Ces deux initiatives sont de nature à renforcer l’encadrement militaire de notre peuple ; dans le contexte de l’Etat d’urgence, nous sommes en droit d’y voir un facteur de fascisation, un moyen supplémentaire pour imposer aux mouvements populaires de revendication des contrôles toujours plus lourds, plus pénibles, évidemment dans l’espoir que caressent messieurs Hollande, Valls et Cazeneuve d’épuiser l’énergie que nous mettons dans nos revendications légitimes…

Mais il y a une autre hypothèse : depuis des décennies, nos gouvernements successifs ont spécialisé l’armée française dans les opérations extérieures au détriment de la défense du territoire national : ils ont même supprimé les garnisons frontalières de l’est de notre pays !

Les officiers de notre état-major ont bien évidemment vu qu’il en résulte de véritables brèches dans notre potentiel de défense nationale : ont-ils fini par se faire entendre de ceux qui nous gouvernent, par leur faire comprendre qu’il est extrêmement dangereux de laisser ainsi le champ libre aux réseaux clandestins de l’OTAN, c’est-à-dire de laisser circuler librement les bandes armées fascistes et nazies ? Ce n’est pas impossible.

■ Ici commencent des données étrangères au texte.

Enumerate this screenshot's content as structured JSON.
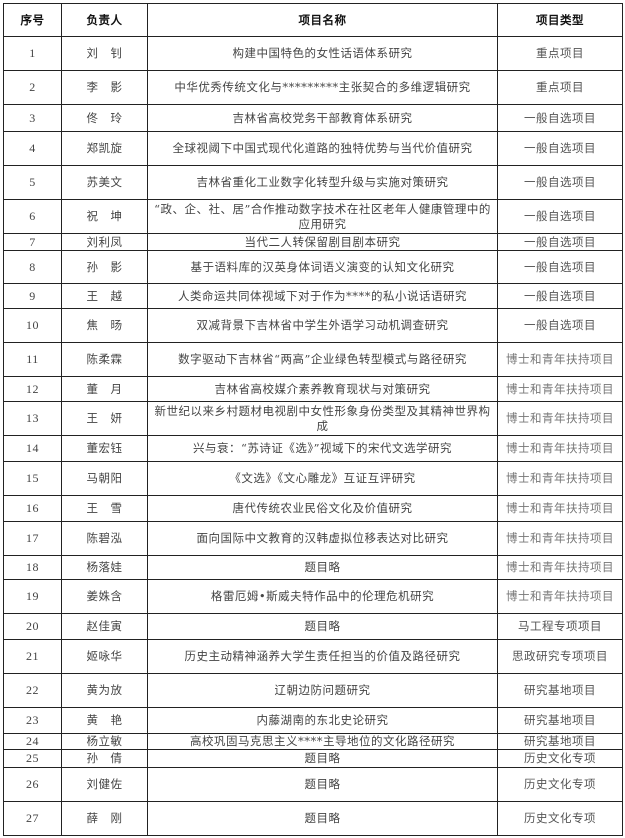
{
  "headers": [
    "序号",
    "负责人",
    "项目名称",
    "项目类型"
  ],
  "rows": [
    {
      "no": "1",
      "person": "刘　钊",
      "title": "构建中国特色的女性话语体系研究",
      "type": "重点项目"
    },
    {
      "no": "2",
      "person": "李　影",
      "title": "中华优秀传统文化与*********主张契合的多维逻辑研究",
      "type": "重点项目"
    },
    {
      "no": "3",
      "person": "佟　玲",
      "title": "吉林省高校党务干部教育体系研究",
      "type": "一般自选项目"
    },
    {
      "no": "4",
      "person": "郑凯旋",
      "title": "全球视阈下中国式现代化道路的独特优势与当代价值研究",
      "type": "一般自选项目"
    },
    {
      "no": "5",
      "person": "苏美文",
      "title": "吉林省重化工业数字化转型升级与实施对策研究",
      "type": "一般自选项目"
    },
    {
      "no": "6",
      "person": "祝　坤",
      "title": "“政、企、社、居”合作推动数字技术在社区老年人健康管理中的应用研究",
      "type": "一般自选项目"
    },
    {
      "no": "7",
      "person": "刘利凤",
      "title": "当代二人转保留剧目剧本研究",
      "type": "一般自选项目"
    },
    {
      "no": "8",
      "person": "孙　影",
      "title": "基于语料库的汉英身体词语义演变的认知文化研究",
      "type": "一般自选项目"
    },
    {
      "no": "9",
      "person": "王　越",
      "title": "人类命运共同体视域下对于作为****的私小说话语研究",
      "type": "一般自选项目"
    },
    {
      "no": "10",
      "person": "焦　旸",
      "title": "双减背景下吉林省中学生外语学习动机调查研究",
      "type": "一般自选项目"
    },
    {
      "no": "11",
      "person": "陈柔霖",
      "title": "数字驱动下吉林省“两高”企业绿色转型模式与路径研究",
      "type": "博士和青年扶持项目"
    },
    {
      "no": "12",
      "person": "董　月",
      "title": "吉林省高校媒介素养教育现状与对策研究",
      "type": "博士和青年扶持项目"
    },
    {
      "no": "13",
      "person": "王　妍",
      "title": "新世纪以来乡村题材电视剧中女性形象身份类型及其精神世界构成",
      "type": "博士和青年扶持项目"
    },
    {
      "no": "14",
      "person": "董宏钰",
      "title": "兴与衰：“苏诗证《选》”视域下的宋代文选学研究",
      "type": "博士和青年扶持项目"
    },
    {
      "no": "15",
      "person": "马朝阳",
      "title": "《文选》《文心雕龙》互证互评研究",
      "type": "博士和青年扶持项目"
    },
    {
      "no": "16",
      "person": "王　雪",
      "title": "唐代传统农业民俗文化及价值研究",
      "type": "博士和青年扶持项目"
    },
    {
      "no": "17",
      "person": "陈碧泓",
      "title": "面向国际中文教育的汉韩虚拟位移表达对比研究",
      "type": "博士和青年扶持项目"
    },
    {
      "no": "18",
      "person": "杨落娃",
      "title": "题目略",
      "type": "博士和青年扶持项目"
    },
    {
      "no": "19",
      "person": "姜姝含",
      "title": "格雷厄姆•斯威夫特作品中的伦理危机研究",
      "type": "博士和青年扶持项目"
    },
    {
      "no": "20",
      "person": "赵佳寅",
      "title": "题目略",
      "type": "马工程专项项目"
    },
    {
      "no": "21",
      "person": "姬咏华",
      "title": "历史主动精神涵养大学生责任担当的价值及路径研究",
      "type": "思政研究专项项目"
    },
    {
      "no": "22",
      "person": "黄为放",
      "title": "辽朝边防问题研究",
      "type": "研究基地项目"
    },
    {
      "no": "23",
      "person": "黄　艳",
      "title": "内藤湖南的东北史论研究",
      "type": "研究基地项目"
    },
    {
      "no": "24",
      "person": "杨立敏",
      "title": "高校巩固马克思主义****主导地位的文化路径研究",
      "type": "研究基地项目"
    },
    {
      "no": "25",
      "person": "孙　倩",
      "title": "题目略",
      "type": "历史文化专项"
    },
    {
      "no": "26",
      "person": "刘健佐",
      "title": "题目略",
      "type": "历史文化专项"
    },
    {
      "no": "27",
      "person": "薛　刚",
      "title": "题目略",
      "type": "历史文化专项"
    }
  ]
}
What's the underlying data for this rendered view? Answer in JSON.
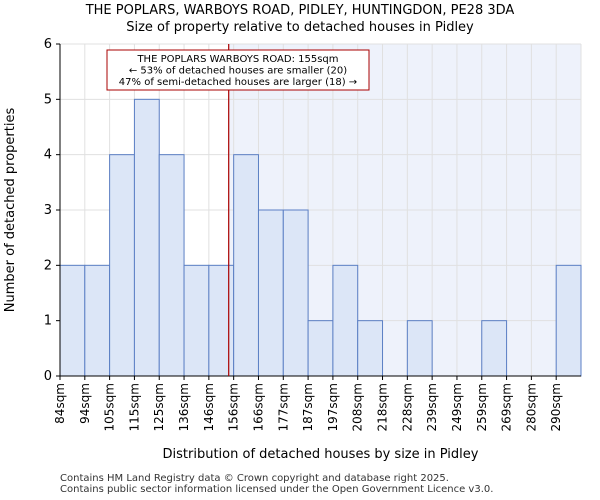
{
  "chart_data": {
    "type": "bar",
    "title": "THE POPLARS, WARBOYS ROAD, PIDLEY, HUNTINGDON, PE28 3DA",
    "subtitle": "Size of property relative to detached houses in Pidley",
    "xlabel": "Distribution of detached houses by size in Pidley",
    "ylabel": "Number of detached properties",
    "categories": [
      "84sqm",
      "94sqm",
      "105sqm",
      "115sqm",
      "125sqm",
      "136sqm",
      "146sqm",
      "156sqm",
      "166sqm",
      "177sqm",
      "187sqm",
      "197sqm",
      "208sqm",
      "218sqm",
      "228sqm",
      "239sqm",
      "249sqm",
      "259sqm",
      "269sqm",
      "280sqm",
      "290sqm"
    ],
    "values": [
      2,
      2,
      4,
      5,
      4,
      2,
      2,
      4,
      3,
      3,
      1,
      2,
      1,
      0,
      1,
      0,
      0,
      1,
      0,
      0,
      2
    ],
    "ylim": [
      0,
      6
    ],
    "yticks": [
      0,
      1,
      2,
      3,
      4,
      5,
      6
    ],
    "grid": true,
    "marker": {
      "value_index": 6.8,
      "color": "#aa0000"
    },
    "annotation": {
      "lines": [
        "THE POPLARS WARBOYS ROAD: 155sqm",
        "← 53% of detached houses are smaller (20)",
        "47% of semi-detached houses are larger (18) →"
      ]
    },
    "colors": {
      "bar_fill": "#dce6f7",
      "bar_stroke": "#5b7fc4",
      "highlight_bg": "#eef2fb",
      "grid": "#e0e0e0"
    }
  },
  "footer": {
    "line1": "Contains HM Land Registry data © Crown copyright and database right 2025.",
    "line2": "Contains public sector information licensed under the Open Government Licence v3.0."
  }
}
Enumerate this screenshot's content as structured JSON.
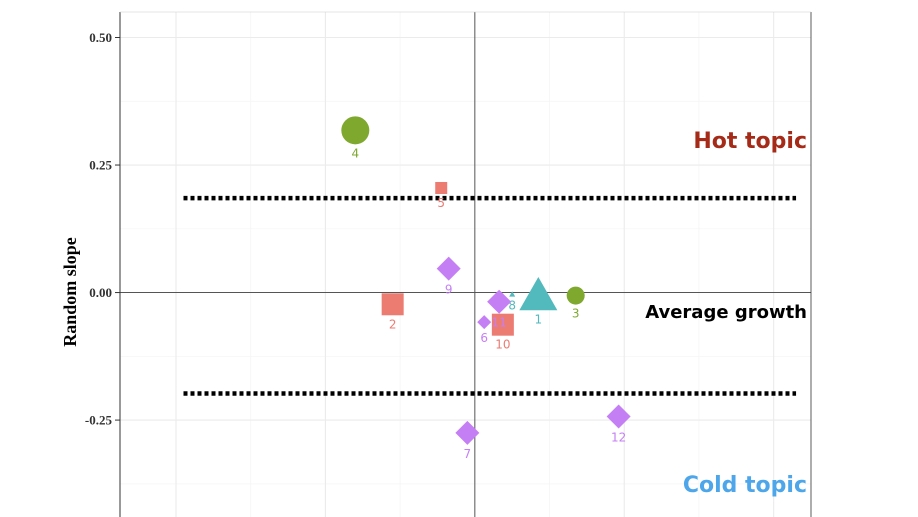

Quoi qu’il en soit, une chose doit être claire : si les diverses forces armées dont disposent les chefs du capitalisme français leur apportent le service qu’ils en attendent, alors, toute tentative révolutionnaire commençant par un coup de force destiné à briser la structure de l’Etat bourgeois sera écrasée dans un bain de sang avant même que le peuple ait pu réagir. En vérité, ce n’est pas nouveau.

Mais cela nous ramène à une vérité constante de l’histoire humaine : les véritables révolutions, celles qui changent véritablement la base des pouvoirs économique et politique, ces révolutions se produisent quand une grande majorité des femmes et des hommes qui ont intérêt à ces changements se voient majoritaires dans la société, prennent clairement conscience de leur intérêt et se mettent en mouvement pour les réaliser : dans les révolutions véritables, le parti révolutionnaire est toujours très largement majoritaire.

Les minorités agissantes sont toujours une illusion.

Le devoir des révolutionnaires est donc de propager dans toutes les catégories sociales la conscience de la révolution nécessaire, en franchissant les limites de ces catégories, jusqu’à ce que la conscience de la révolution nécessaire soit le fait d’une large majorité de la population, incluant une grande partie des fonctionnaires militaires, policiers et de justice, jusqu’à ce que la masse de cette majorité emporte toutes les défenses que la classe exploiteuse a bâties autour de l’exploitation : c’est en travaillant la société de cette manière que nous réduirons l’épanchement du sang que tentera dans tous les cas la contre-révolution.